She goes for the jugular with the memory of his parents, and mocks his response with an incredulous and spiteful,  _“are you crying, Murphy?”_

“Screw you, Raven.”

And there, she thinks. That’s better, because now there is no remorse as she bites down harder. “Then tell me. I wanna know. How’s a kid who’s loved by his parents turn into a murdering psychopath?”

And this time it’s him who surprises her.

It’s a sob story that’s sadly not all that uncommon. But it’s _his_ sob story, and he just lets the words tumble out of his mouth like he’s held them against the tip of his tongue, scraped up against the back of his teeth for too long, and he couldn’t keep them there any longer.

She’s the first person he’s told.

She doesn’t know how she knows that, _she just does_.

There’s the glistening trail of tears making tracks through the blood and grime on his face and yet the grief, and the anger, and the self-hatred is still caged there under his skin, and it’s his own special hell that he’s stuck in.
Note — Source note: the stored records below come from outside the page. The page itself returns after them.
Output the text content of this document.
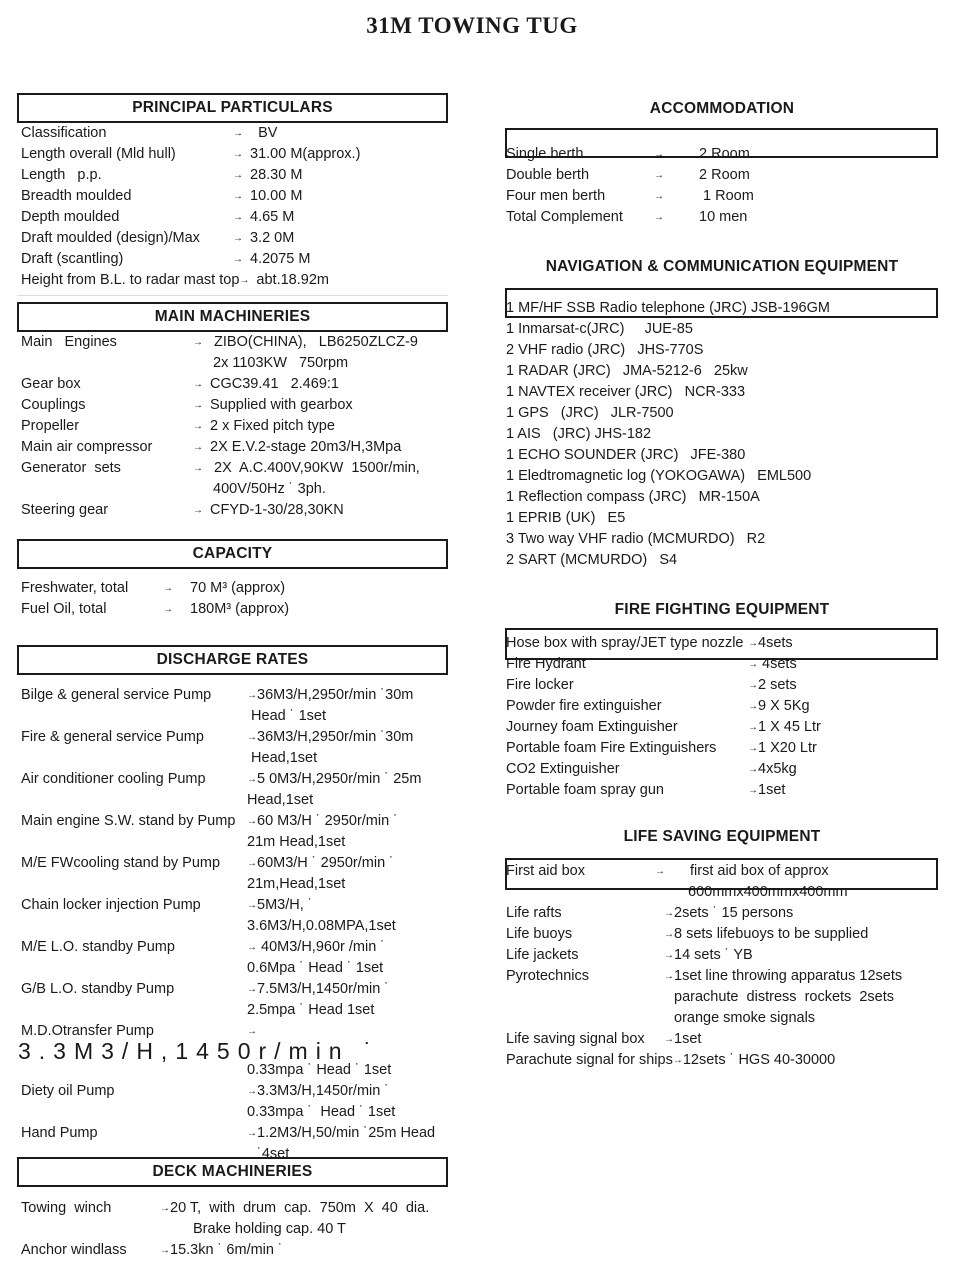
31M TOWING TUG
PRINCIPAL PARTICULARS
Classification	→ BV
Length overall (Mld hull)	→ 31.00 M(approx.)
Length   p.p.	→ 28.30 M
Breadth moulded	→ 10.00 M
Depth moulded	→ 4.65 M
Draft moulded (design)/Max	→ 3.2 0M
Draft (scantling)	→ 4.2075 M
Height from B.L. to radar mast top → abt.18.92m
MAIN MACHINERIES
Main   Engines	→ ZIBO(CHINA),   LB6250ZLCZ-9
2x 1103KW   750rpm
Gear box	→ CGC39.41   2.469:1
Couplings	→ Supplied with gearbox
Propeller	→ 2 x Fixed pitch type
Main air compressor	→ 2X E.V.2-stage 20m3/H,3Mpa
Generator  sets	→ 2X  A.C.400V,90KW  1500r/min,
400V/50Hz ˙ 3ph.
Steering gear	→ CFYD-1-30/28,30KN
CAPACITY
Freshwater, total	→	70 M³ (approx)
Fuel Oil, total	→	180M³ (approx)
DISCHARGE RATES
Bilge & general service Pump	→ 36M3/H,2950r/min ˙30m
Head ˙ 1set
Fire & general service Pump	→ 36M3/H,2950r/min ˙30m
Head,1set
Air conditioner cooling Pump	→ 5 0M3/H,2950r/min ˙ 25m
Head,1set
Main engine S.W. stand by Pump	→ 60 M3/H ˙ 2950r/min ˙
21m Head,1set
M/E FWcooling stand by Pump	→ 60M3/H ˙ 2950r/min ˙
21m,Head,1set
Chain locker injection Pump	→ 5M3/H, ˙
3.6M3/H,0.08MPA,1set
M/E L.O. standby Pump	→ 40M3/H,960r /min ˙
0.6Mpa ˙ Head ˙ 1set
G/B L.O. standby Pump	→ 7.5M3/H,1450r/min ˙
2.5mpa ˙ Head 1set
M.D.Otransfer Pump	→
3.3M3/H,1450r/min ˙
0.33mpa ˙ Head ˙ 1set
Diety oil Pump	→ 3.3M3/H,1450r/min ˙
0.33mpa ˙  Head ˙ 1set
Hand Pump	→ 1.2M3/H,50/min ˙25m Head ˙4set
DECK MACHINERIES
Towing  winch	→ 20 T,  with  drum  cap.  750m  X  40  dia.
Brake holding cap. 40 T
Anchor windlass	→ 15.3kn ˙ 6m/min ˙
ACCOMMODATION
Single berth	→	2 Room
Double berth	→	2 Room
Four men berth	→	1 Room
Total Complement	→	10 men
NAVIGATION & COMMUNICATION EQUIPMENT
1 MF/HF SSB Radio telephone (JRC) JSB-196GM
1 Inmarsat-c(JRC)     JUE-85
2 VHF radio (JRC)   JHS-770S
1 RADAR (JRC)   JMA-5212-6   25kw
1 NAVTEX receiver (JRC)   NCR-333
1 GPS   (JRC)   JLR-7500
1 AIS   (JRC) JHS-182
1 ECHO SOUNDER (JRC)   JFE-380
1 Eledtromagnetic log (YOKOGAWA)   EML500
1 Reflection compass (JRC)   MR-150A
1 EPRIB (UK)   E5
3 Two way VHF radio (MCMURDO)   R2
2 SART (MCMURDO)   S4
FIRE FIGHTING EQUIPMENT
Hose box with spray/JET type nozzle → 4sets
Fire Hydrant	→ 4sets
Fire locker	→ 2 sets
Powder fire extinguisher	→ 9 X 5Kg
Journey foam Extinguisher	→ 1 X 45 Ltr
Portable foam Fire Extinguishers	→ 1 X20 Ltr
CO2 Extinguisher	→ 4x5kg
Portable foam spray gun	→ 1set
LIFE SAVING EQUIPMENT
First aid box	→	first aid box of approx
600mmx400mmx400mm
Life rafts	→ 2sets ˙ 15 persons
Life buoys	→ 8 sets lifebuoys to be supplied
Life jackets	→ 14 sets ˙ YB
Pyrotechnics	→ 1set line throwing apparatus 12sets
parachute  distress  rockets  2sets
orange smoke signals
Life saving signal box	→ 1set
Parachute signal for ships → 12sets ˙ HGS 40-30000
And she can feel it. Can feel her heart softening, because _damn it. This isn’t her._ But then she feels _it_ again – the searing pain in her back as she shifts just a single muscle, at complete odds with the absence of anything in her legs, and she finds herself slipping on a mask she’ll get well acquainted with in the months to come.

It’s not her.

But it is now.

_“Boo hoo.”_

][

 

] Two. [

 

And the surprises just keep on coming, he thinks with a wry smile.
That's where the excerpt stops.